Onivaldo Júnior

Onivaldo Júnior é formado em Jornalismo e Música pela Universidade Federal da Paraíba, com mestrado em Educação Musical também pela UFPB. Professor particular de canto, professor de Artes em duas escolas do Município de João Pessoa e maestro do Mosaico Coral.

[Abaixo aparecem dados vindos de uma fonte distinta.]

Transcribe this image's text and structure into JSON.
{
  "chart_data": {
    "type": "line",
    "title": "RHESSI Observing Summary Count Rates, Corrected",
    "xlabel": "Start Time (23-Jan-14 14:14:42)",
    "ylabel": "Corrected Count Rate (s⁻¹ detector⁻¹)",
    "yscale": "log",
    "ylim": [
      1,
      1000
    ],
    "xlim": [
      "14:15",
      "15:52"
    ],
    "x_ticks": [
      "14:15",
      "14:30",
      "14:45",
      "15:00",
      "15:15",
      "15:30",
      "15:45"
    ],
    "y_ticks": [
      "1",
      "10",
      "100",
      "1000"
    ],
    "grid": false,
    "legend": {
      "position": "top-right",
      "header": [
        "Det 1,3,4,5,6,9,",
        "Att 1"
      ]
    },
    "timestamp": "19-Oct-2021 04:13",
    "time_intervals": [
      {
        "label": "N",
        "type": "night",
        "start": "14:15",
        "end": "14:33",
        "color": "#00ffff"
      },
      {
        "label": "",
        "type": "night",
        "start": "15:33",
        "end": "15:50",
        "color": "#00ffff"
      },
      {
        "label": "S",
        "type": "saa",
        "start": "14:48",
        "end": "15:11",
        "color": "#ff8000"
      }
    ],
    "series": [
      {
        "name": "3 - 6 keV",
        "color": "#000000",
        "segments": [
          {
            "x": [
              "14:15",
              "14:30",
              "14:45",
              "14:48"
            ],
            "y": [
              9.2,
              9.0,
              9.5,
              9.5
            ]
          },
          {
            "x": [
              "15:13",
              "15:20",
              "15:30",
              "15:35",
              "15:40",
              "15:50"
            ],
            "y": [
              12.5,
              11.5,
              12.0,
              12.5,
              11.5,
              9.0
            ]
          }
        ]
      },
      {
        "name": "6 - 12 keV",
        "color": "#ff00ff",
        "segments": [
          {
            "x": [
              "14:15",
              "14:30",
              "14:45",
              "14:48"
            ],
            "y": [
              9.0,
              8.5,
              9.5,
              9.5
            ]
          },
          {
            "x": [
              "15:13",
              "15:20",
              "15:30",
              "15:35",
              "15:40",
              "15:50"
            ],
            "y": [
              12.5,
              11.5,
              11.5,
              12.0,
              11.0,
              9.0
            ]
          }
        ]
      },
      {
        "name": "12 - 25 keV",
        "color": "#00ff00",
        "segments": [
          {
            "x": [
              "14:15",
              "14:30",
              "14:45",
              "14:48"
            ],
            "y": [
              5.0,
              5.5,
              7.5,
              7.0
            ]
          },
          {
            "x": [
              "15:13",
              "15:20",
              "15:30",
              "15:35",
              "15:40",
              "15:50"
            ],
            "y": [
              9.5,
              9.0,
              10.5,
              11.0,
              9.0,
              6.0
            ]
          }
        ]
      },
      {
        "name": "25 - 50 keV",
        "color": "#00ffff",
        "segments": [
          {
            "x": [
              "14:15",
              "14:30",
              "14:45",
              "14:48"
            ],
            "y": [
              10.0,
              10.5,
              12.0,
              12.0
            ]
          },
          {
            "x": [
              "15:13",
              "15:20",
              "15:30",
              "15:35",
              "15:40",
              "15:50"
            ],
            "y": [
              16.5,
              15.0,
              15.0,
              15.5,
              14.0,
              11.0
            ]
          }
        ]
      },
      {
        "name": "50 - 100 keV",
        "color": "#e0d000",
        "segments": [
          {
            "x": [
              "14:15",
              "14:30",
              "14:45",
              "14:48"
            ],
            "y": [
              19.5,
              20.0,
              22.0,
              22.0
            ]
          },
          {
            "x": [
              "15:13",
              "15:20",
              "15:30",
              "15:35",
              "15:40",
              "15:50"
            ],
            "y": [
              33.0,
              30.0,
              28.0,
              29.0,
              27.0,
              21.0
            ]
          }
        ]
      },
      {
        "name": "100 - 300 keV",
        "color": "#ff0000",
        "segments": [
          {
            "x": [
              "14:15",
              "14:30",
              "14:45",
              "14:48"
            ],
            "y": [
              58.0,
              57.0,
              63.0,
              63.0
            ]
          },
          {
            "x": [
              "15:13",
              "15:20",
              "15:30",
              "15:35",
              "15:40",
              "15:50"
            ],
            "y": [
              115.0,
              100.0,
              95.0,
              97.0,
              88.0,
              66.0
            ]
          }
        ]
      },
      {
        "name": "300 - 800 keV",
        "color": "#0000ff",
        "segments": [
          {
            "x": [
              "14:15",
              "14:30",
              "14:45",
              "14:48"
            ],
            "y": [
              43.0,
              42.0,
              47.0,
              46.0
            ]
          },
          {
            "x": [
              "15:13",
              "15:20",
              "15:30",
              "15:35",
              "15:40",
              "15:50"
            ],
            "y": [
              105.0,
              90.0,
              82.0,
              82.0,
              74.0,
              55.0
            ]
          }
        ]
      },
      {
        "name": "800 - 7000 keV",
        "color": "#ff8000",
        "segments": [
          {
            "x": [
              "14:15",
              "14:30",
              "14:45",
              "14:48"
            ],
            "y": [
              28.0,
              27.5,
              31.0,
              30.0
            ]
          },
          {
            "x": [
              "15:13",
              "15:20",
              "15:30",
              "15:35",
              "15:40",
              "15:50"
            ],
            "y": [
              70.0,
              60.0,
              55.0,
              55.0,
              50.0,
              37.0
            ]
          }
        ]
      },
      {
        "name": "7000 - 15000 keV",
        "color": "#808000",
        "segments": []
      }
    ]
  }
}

Uma forte lição junina sobre empatia

Viralizou essa semana, nas redes sociais, um vídeo de aproximadamente sete minutos contendo uma apresentação forte de uma quadrilha junina do estado do Ceará. O grupo “Girassol do Sertão” fez uma apresentação mista de dança, canto coral e teatro, fazendo alusão a temas contemporâneos envolvendo a falta de empatia – aquilo que nos faz sentir a dor do outro e nos compadecer por eles – na sociedade atual.
Antes de escrever esse texto, fui procurar a versão completa da apresentação e encontrei no Youtube, com uma sonorização prejudicada pelos equipamentos amadores e a imagem balançando por conta do vento onde a câmera estava posicionada – essa explicação é dada na descrição do vídeo.
A apresentação começa com dois banners cheios de notícias a respeito de crimes homofóbicos e transfóbicos, além de outras denúncias sociais. O título traz a hashtag “Minha Manifestação Cultural Também É Política”. Quando os banners se abrem, os dançarinos, com roupas comuns, fazem alusão à violência doméstica, machismo e influência midiática.
Vestidos com roupas nas cores da bandeira brasileira, os dançarinos cantam, em coro, a música “Pra Não Dizer que Não Falei das Flores”, de Geraldo Vandré, aliando o canto com um balé coreografado por Cíntia Freitas, artista transexual que lidera a quadrilha Girassol do Sertão. Na sequência, uma outra cena, em que manifestantes são presos por expressarem sua indignação faz alusão às arbitrariedades da ditadura militar, seguidos de coreografia da música “Alegria Alegria”, de Caetano Veloso.
A apresentação segue com o tradicional “casamento matuto”, que chama atenção pelos casais de padrinhos com suas diversas configurações (heteronormativos ou não). A partir daí, o que se vê é um espetáculo de coreografia, muito bem ensaiado e sincronizado, de impactar quem assiste e arrancar aplausos da plateia. São diversas músicas, como “Vida Boa Aperreada”, de Amazan, “Meu País”, de Livardo Alves, e “Pedras que Cantam”, de Fagner, entre outras.
A partir dos 30 minutos, a quadrilha dá um soco no estômago de sua platéia ao entoar “Geni e o Zeppelin”, de Chico Buarque, mostrando a cena de uma travesti que apanha até a morte por três homens, que, em seguida, depositam seu corpo num carro de mão, alusão direta ao assassinato da travesti Dandara dos Santos, em 2017. A intérprete da “Dandara” na cena é a própria Cíntia, que, no final, ressurge sobre um praticável, como que ressuscitada – após um novo coro, da música “Não Recomendado”, de Caio Prado, que ainda critica o preconceito contra pessoas gordas, negras ou mães solteiras.
Na cena da “ressurreição” de Dandara, Cíntia grita “Dandara presente! Parem de nos matar! Eu sou Cíntia Freitas, sou mulher trans, e também não sou recomendável na sociedade!”, brado seguido de um solo de rodopios por todo o ginásio onde a apresentação se desenrola, finalizando com outro clássico de Chico Buarque, “Apesar de Você”.
Já são três vezes em que assisti a esse vídeo. Não consigo conter as lágrimas. Me envergonho dos rumos que nossa sociedade está tomando, em punir as pessoas por não aceitar sua diversidade. Ainda bem que a Arte cumpre seu papel de mostrar a hipocrisia e a intolerância presentes em nosso cotidiano. Agora, resta-nos a esperança de que a apresentação provoque a reflexão em quem assistiu e, tenhamos, enfim, uma sociedade mais empática. Utopia? Talvez. Mas nós, artistas e minorias, seguimos na luta.